Nella ricerca si fa riferimento a uno studio in cui è stato chiesto a delle persone sottoposte a risonanza magnetica di pensare a frasi con immagini determinate, come un tappeto blu scuro o una matita a strisce arancioni. Sono bastate frasi di questo tipo per produrre il massimo di attivazione dell’ippocampo, area del cervello associata all’apprendimento e alla memoria.
Tra gli esperimenti condotti anche il test che misura la  capacità della mente a leggere lo sguardo. Ai partecipanti è stato chiesto di descrivere, dopo aver visto le immagini degli occhi di 36 persone, come secondo loro si sentissero. Comparati con coloro che non avevano letto romanzi, i lettori risultavano avere punteggi migliori in questo test.

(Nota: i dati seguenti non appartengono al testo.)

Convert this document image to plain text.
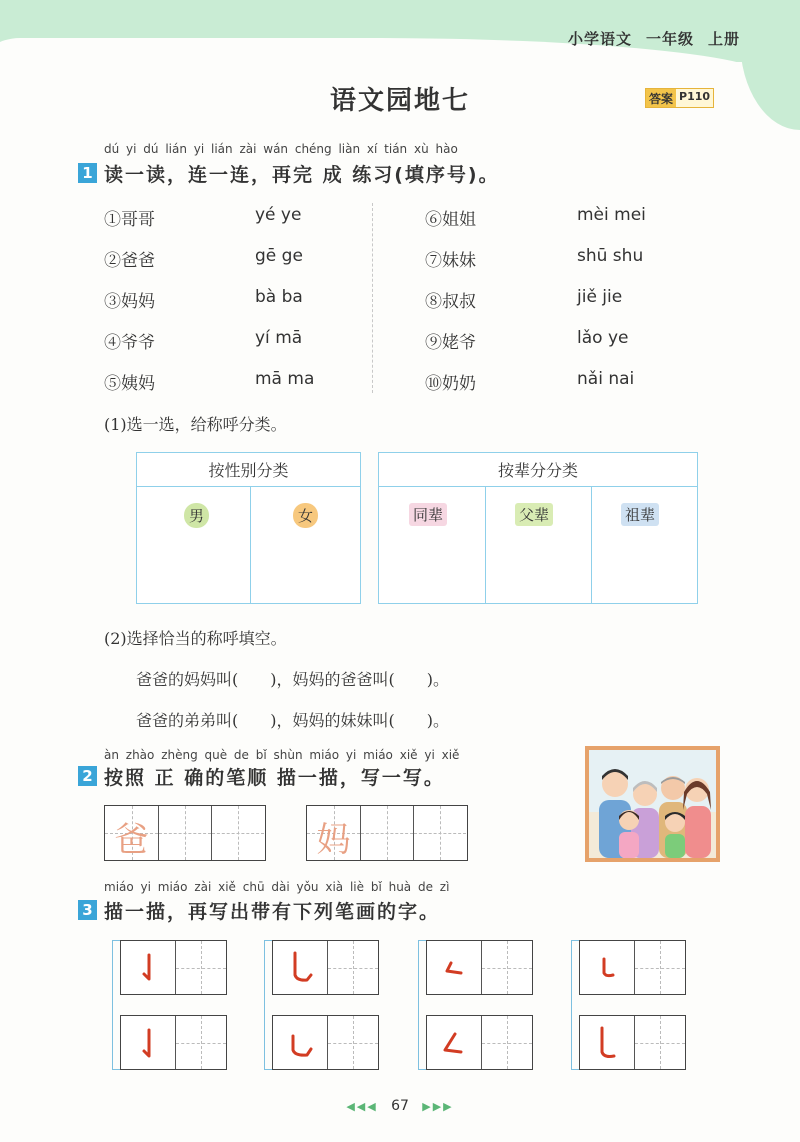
小学语文 一年级 上册
语文园地七	答案 P110
dú yi dú lián yi lián zài wán chéng liàn xí tián xù hào
1 读一读，连一连，再完 成 练习(填序号)。
①哥哥	yé ye
②爸爸	gē ge
③妈妈	bà ba
④爷爷	yí mā
⑤姨妈	mā ma
⑥姐姐	mèi mei
⑦妹妹	shū shu
⑧叔叔	jiě jie
⑨姥爷	lǎo ye
⑩奶奶	nǎi nai
(1)选一选，给称呼分类。
按性别分类
男	女
按辈分分类
同辈	父辈	祖辈
(2)选择恰当的称呼填空。
爸爸的妈妈叫(　　)，妈妈的爸爸叫(　　)。
爸爸的弟弟叫(　　)，妈妈的妹妹叫(　　)。
àn zhào zhèng què de bǐ shùn miáo yi miáo xiě yi xiě
2 按照 正 确的笔顺 描一描，写一写。
爸	妈
miáo yi miáo zài xiě chū dài yǒu xià liè bǐ huà de zì
3 描一描，再写出带有下列笔画的字。
◀◀◀ 67 ▶▶▶
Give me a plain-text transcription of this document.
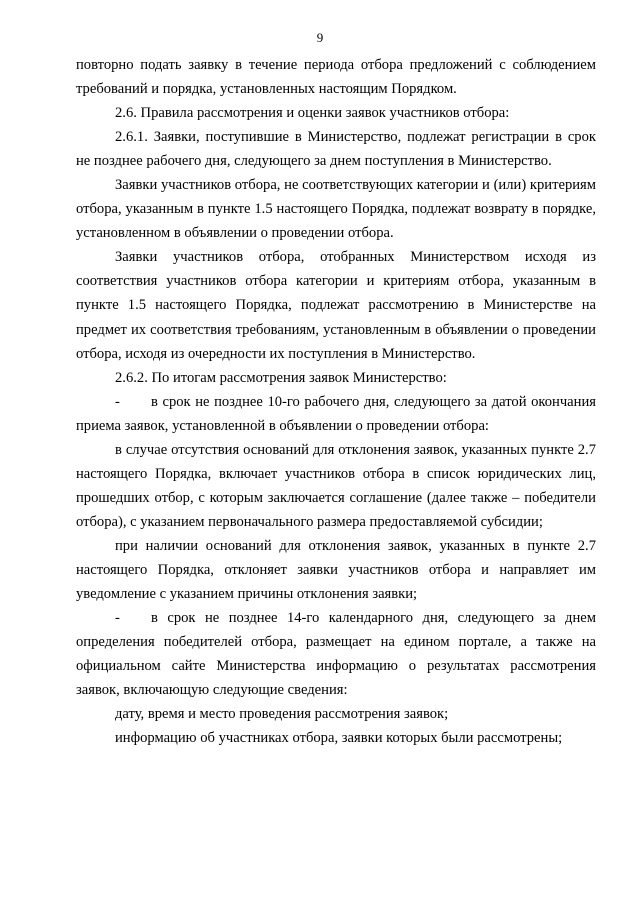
9

повторно подать заявку в течение периода отбора предложений с соблюдением требований и порядка, установленных настоящим Порядком.

2.6. Правила рассмотрения и оценки заявок участников отбора:

2.6.1. Заявки, поступившие в Министерство, подлежат регистрации в срок не позднее рабочего дня, следующего за днем поступления в Министерство.

Заявки участников отбора, не соответствующих категории и (или) критериям отбора, указанным в пункте 1.5 настоящего Порядка, подлежат возврату в порядке, установленном в объявлении о проведении отбора.

Заявки участников отбора, отобранных Министерством исходя из соответствия участников отбора категории и критериям отбора, указанным в пункте 1.5 настоящего Порядка, подлежат рассмотрению в Министерстве на предмет их соответствия требованиям, установленным в объявлении о проведении отбора, исходя из очередности их поступления в Министерство.

2.6.2. По итогам рассмотрения заявок Министерство:

- в срок не позднее 10-го рабочего дня, следующего за датой окончания приема заявок, установленной в объявлении о проведении отбора:

в случае отсутствия оснований для отклонения заявок, указанных пункте 2.7 настоящего Порядка, включает участников отбора в список юридических лиц, прошедших отбор, с которым заключается соглашение (далее также – победители отбора), с указанием первоначального размера предоставляемой субсидии;

при наличии оснований для отклонения заявок, указанных в пункте 2.7 настоящего Порядка, отклоняет заявки участников отбора и направляет им уведомление с указанием причины отклонения заявки;

- в срок не позднее 14-го календарного дня, следующего за днем определения победителей отбора, размещает на едином портале, а также на официальном сайте Министерства информацию о результатах рассмотрения заявок, включающую следующие сведения:

дату, время и место проведения рассмотрения заявок;

информацию об участниках отбора, заявки которых были рассмотрены;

Una maggiore empatia non è il solo vantaggio della lettura. Infatti secondo un nuovo report pubblicato su Social Science and Medicine, leggere libri si pone in stretta correlazione con un’esistenza più longeva. La ricerca, condotta da Avni Bavish, Martin D. Slade e Becca R. Levy della School of Public Health della Yale University, ha coinvolto 3635 persone sopra i cinquant’anni, che hanno partecipato a questo grande studio sulla salute e hanno dovuto rispondere a domande sul loro rapporto con la lettura.

Dopo 12 anni, i ricercatori hanno osservato come i lettori medi avevano il 17 per cento di probabilità in meno di morire, percentuale che saliva al 23 per cento per chi leggeva per più di tre ore e mezza a settimana, perlopiù donne laureate e con una fascia medio-alta di reddito.